Benjamin Moyer

My primary research interest is to better characterize the subsurface of planetary bodies by leveraging modern computational resources in order to make inferences from a variety of geophysical datasets, particularly magnetic and gravitational anomaly data. Magnetic and gravity anomaly surveys are relatively inexpensive, provide wide coverage, and do not require physical coupling with the planetary body of interest. However, the constraints they provide result in a high degree of non-uniqueness, which has traditionally been removed by introducing assumptions about the interior. I choose to embrace this uncertainty within a trans-dimensional Bayesian framework. My efforts are focused on novel approaches to model proposal generation, greater incorporation of prior information, and improvements in computational efficiency through the aggressive exploitation of parallel algorithms, clever forward modeling computation, and GPU acceleration.
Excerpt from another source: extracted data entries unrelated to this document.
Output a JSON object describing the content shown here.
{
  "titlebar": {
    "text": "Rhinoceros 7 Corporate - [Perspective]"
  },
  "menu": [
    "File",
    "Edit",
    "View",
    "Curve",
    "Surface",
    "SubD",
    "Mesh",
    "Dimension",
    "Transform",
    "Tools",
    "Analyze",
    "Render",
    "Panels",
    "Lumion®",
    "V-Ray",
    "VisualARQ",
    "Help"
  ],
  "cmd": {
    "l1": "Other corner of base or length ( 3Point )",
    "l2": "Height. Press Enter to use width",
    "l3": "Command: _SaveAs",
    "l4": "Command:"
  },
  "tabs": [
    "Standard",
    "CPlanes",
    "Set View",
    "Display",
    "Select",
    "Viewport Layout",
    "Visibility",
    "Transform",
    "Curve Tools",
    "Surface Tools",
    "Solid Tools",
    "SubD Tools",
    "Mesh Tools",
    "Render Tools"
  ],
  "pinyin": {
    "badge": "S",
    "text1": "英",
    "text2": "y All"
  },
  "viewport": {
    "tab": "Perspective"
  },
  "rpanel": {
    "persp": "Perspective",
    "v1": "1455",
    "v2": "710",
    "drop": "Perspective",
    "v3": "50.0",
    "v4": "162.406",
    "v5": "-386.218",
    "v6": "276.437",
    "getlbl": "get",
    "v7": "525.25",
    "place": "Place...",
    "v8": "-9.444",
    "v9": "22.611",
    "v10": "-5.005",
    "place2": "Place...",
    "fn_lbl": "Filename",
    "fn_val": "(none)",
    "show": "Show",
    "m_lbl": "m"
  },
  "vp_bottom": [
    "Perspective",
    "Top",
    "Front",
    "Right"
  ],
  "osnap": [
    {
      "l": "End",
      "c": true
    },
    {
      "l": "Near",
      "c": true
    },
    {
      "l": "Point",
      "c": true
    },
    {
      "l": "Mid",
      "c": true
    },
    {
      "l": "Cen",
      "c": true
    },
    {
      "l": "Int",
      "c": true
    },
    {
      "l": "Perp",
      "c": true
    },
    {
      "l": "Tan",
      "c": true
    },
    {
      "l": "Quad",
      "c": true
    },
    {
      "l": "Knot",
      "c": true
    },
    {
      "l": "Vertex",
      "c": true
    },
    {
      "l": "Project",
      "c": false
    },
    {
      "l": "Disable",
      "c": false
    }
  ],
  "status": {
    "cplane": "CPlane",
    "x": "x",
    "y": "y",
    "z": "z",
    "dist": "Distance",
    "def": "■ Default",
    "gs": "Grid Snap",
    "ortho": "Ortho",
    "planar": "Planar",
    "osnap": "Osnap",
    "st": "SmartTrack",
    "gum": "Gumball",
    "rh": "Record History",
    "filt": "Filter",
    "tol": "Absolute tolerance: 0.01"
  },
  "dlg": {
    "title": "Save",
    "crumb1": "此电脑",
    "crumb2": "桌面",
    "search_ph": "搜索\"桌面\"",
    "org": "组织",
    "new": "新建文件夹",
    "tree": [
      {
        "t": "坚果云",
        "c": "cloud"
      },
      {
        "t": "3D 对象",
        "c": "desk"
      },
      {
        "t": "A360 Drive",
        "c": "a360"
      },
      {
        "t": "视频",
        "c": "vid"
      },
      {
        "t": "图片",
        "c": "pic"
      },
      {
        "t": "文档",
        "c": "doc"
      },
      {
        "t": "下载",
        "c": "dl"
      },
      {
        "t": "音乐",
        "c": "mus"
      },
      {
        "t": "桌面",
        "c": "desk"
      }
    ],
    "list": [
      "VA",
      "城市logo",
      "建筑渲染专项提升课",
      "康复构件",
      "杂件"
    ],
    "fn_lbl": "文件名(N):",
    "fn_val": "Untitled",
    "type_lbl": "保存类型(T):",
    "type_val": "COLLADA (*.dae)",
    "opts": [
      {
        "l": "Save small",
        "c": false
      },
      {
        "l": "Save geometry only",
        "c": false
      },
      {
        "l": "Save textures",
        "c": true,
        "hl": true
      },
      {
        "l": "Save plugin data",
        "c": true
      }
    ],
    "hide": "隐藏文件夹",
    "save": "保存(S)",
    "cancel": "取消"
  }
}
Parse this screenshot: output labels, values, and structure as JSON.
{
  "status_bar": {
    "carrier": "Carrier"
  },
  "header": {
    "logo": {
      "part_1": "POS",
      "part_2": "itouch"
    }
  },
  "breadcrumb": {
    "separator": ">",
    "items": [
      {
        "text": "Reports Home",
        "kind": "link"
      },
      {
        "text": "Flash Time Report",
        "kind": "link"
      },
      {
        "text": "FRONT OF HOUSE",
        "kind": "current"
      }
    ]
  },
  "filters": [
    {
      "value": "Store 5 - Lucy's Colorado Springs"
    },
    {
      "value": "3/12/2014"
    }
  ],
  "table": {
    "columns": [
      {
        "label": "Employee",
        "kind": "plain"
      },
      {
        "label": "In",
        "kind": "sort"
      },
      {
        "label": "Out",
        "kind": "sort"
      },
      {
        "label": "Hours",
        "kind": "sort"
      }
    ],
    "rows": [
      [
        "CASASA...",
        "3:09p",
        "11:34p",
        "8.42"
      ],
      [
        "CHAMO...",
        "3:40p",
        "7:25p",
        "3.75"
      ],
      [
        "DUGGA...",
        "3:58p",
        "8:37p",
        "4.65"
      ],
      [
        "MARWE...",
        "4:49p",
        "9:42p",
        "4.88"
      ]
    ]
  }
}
These efforts will make the three-dimensional model domains tractable, enable the practical addition of other geophysical measurement types for simultaneous joint inversion, and facilitate the inversion of even larger datasets.

In addition to my primary research, I explore the use of machine learning to estimate the size of seismic events from a single station, using broadband three-component waveform data. This departs from traditional approaches that rely on network-scale observations and instead investigates what information can be extracted from minimal data. This work has relevance for national security and monitoring applications, where rapid characterization of both natural and human-generated seismic sources is important, particularly in data-limited environments.